The Inquirer is a leading independent daily newspaper published in Liberia, based in Monrovia. It is privately owned with a "good reputation".

Liberia Is On Full Alert About Ebola … Says Health Minister, As There No Case Of The Disease

Government says the country is on full alert about the outbreak of Ebola in the region and has dispatched medical team of local scientists in all the counties sharing boundaries with the Republic of Guinea from Liberia.Though the is no case of Ebola reported in Liberia, Health Minister Wilhelmina Jallah told an impromptu news conference on Wednesday at the Ministry of Information that Liberia is prepared than ever before to deal with any disease or cases of Ebola outbreak in the country.
She said the National Public Health Institute of Liberia (NPHIL) and the Health Ministry are not leaving any stone unturned in the dealing with any outbreak and warned the media of making false publication about Ebola in the country where there is no proof.
“False reporting of about Ebola is creating panic or worry amongst the population, therefore, journalists and their institutions must stop the fake news,” she stressed.
On Sunday, Liberia, which shares a porous border with Guinea, announced its health systems would be on alert for potential cases.
Heounohu Romello Hessou, a doctor and senior official in the country’s Covid-19 response, worked in Liberia during its Ebola outbreak and said measures had rapidly begun since the first cases were announced in Guinea and an intensive test-and-trace system was under way in nearby Liberian border towns.

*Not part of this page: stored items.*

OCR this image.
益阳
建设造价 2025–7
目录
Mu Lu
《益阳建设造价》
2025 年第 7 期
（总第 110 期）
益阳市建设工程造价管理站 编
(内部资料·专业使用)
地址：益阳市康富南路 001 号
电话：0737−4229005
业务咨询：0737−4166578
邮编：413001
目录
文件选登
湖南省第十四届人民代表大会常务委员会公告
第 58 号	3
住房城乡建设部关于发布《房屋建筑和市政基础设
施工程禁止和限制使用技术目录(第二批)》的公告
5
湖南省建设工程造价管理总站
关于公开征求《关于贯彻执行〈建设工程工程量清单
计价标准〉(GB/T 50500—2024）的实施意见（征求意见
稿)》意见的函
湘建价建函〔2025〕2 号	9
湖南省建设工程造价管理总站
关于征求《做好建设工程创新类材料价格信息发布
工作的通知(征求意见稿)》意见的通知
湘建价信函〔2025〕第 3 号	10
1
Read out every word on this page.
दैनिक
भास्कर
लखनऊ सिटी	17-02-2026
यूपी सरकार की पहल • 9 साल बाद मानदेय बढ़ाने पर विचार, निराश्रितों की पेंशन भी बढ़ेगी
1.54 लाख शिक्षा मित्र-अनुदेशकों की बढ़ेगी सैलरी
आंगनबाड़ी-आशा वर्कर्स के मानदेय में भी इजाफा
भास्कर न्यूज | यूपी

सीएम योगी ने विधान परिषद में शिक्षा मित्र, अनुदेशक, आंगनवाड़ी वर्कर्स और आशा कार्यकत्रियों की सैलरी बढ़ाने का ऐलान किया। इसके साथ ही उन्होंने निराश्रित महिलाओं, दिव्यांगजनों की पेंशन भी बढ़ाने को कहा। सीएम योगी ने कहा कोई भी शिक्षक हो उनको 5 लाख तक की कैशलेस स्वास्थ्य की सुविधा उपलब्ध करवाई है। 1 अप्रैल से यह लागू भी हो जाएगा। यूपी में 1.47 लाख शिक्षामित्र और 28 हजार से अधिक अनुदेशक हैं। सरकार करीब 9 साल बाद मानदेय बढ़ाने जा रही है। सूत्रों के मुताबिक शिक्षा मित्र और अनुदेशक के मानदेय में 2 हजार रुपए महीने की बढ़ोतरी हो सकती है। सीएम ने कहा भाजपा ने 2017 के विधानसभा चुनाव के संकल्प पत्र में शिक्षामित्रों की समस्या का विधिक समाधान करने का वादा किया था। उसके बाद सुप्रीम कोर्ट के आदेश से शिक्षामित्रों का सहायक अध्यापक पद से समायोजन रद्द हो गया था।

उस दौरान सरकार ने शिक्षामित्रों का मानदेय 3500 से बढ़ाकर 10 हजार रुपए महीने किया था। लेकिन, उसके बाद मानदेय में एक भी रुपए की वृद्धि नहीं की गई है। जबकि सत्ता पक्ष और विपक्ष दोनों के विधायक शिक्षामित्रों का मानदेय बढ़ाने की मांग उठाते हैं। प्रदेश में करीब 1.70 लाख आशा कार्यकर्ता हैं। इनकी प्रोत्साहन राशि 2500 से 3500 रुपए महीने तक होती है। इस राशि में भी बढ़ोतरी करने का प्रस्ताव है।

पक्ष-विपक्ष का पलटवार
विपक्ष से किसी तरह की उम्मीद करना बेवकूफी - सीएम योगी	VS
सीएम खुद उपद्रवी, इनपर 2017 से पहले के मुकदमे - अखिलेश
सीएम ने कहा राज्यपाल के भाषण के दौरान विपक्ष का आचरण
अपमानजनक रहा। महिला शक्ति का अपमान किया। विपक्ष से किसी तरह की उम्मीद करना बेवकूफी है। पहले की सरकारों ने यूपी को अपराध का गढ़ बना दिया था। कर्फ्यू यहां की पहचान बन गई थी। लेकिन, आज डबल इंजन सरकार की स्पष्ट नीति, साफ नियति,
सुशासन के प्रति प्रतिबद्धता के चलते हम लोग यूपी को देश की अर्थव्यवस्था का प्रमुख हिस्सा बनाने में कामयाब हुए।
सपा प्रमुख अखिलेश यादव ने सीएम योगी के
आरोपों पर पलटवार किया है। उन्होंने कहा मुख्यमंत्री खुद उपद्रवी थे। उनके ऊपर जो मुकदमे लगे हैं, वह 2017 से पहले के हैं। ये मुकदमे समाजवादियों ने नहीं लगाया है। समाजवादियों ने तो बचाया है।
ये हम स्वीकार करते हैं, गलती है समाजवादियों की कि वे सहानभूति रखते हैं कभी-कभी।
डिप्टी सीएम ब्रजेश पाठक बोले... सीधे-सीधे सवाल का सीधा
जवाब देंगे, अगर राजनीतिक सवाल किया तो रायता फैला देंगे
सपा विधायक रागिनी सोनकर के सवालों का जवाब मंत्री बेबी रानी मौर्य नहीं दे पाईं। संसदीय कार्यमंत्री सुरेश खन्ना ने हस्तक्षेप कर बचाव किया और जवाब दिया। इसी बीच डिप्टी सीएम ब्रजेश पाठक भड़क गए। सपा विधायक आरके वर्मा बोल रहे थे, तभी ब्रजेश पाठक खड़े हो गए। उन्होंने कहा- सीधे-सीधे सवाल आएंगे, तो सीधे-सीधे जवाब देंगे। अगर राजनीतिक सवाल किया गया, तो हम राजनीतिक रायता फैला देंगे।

“Right now the entire public health institute, essentially birthed from the Ebola outbreak, is working around the clock, sending fact-finding teams, putting out public health measures in those towns bordering Guinea,” he said.
“Ring vaccinations” were being implemented, where vaccines to prevent and treat Ebola, would be administered to all known contacts of those infected, he said, with the capacity for widespread testing available.
However, report says health officials in Guinea are racing to contain a new outbreak of Ebola that has killed at least four people and raised concerns across the Mano River Union likewise the West Africa, which previously suffered the worst from the virus.
On Monday, February 15, according to reports monitored from Guinea stated that the fourth victim had died and seven others are being treated in an isolation center, suffering vomiting, diarrhoea and bleeding.
It revealed that at least seven of the persons who had contracted the virus attended the funeral of a nurse in Goueke, a town near the Liberian border, on February 1.
“All measures are being taken to stem this epidemic as soon as possible,” Guinea’s health ministry said, thus declaring an outbreak of the virus last seen in the region in 2016 at the end of a traumatic three-year outbreak, which infected more than 28,000 people and caused 11,000 deaths in West Africa.
In 2014, it was from Guinea that the epidemic spread to Liberia, Sierra Leone and other countries in the region, sparking extensive and vital prevention, treatment and surveillance systems in several countries, which health officials said had been immediately alerted to contain the outbreak in Guinea.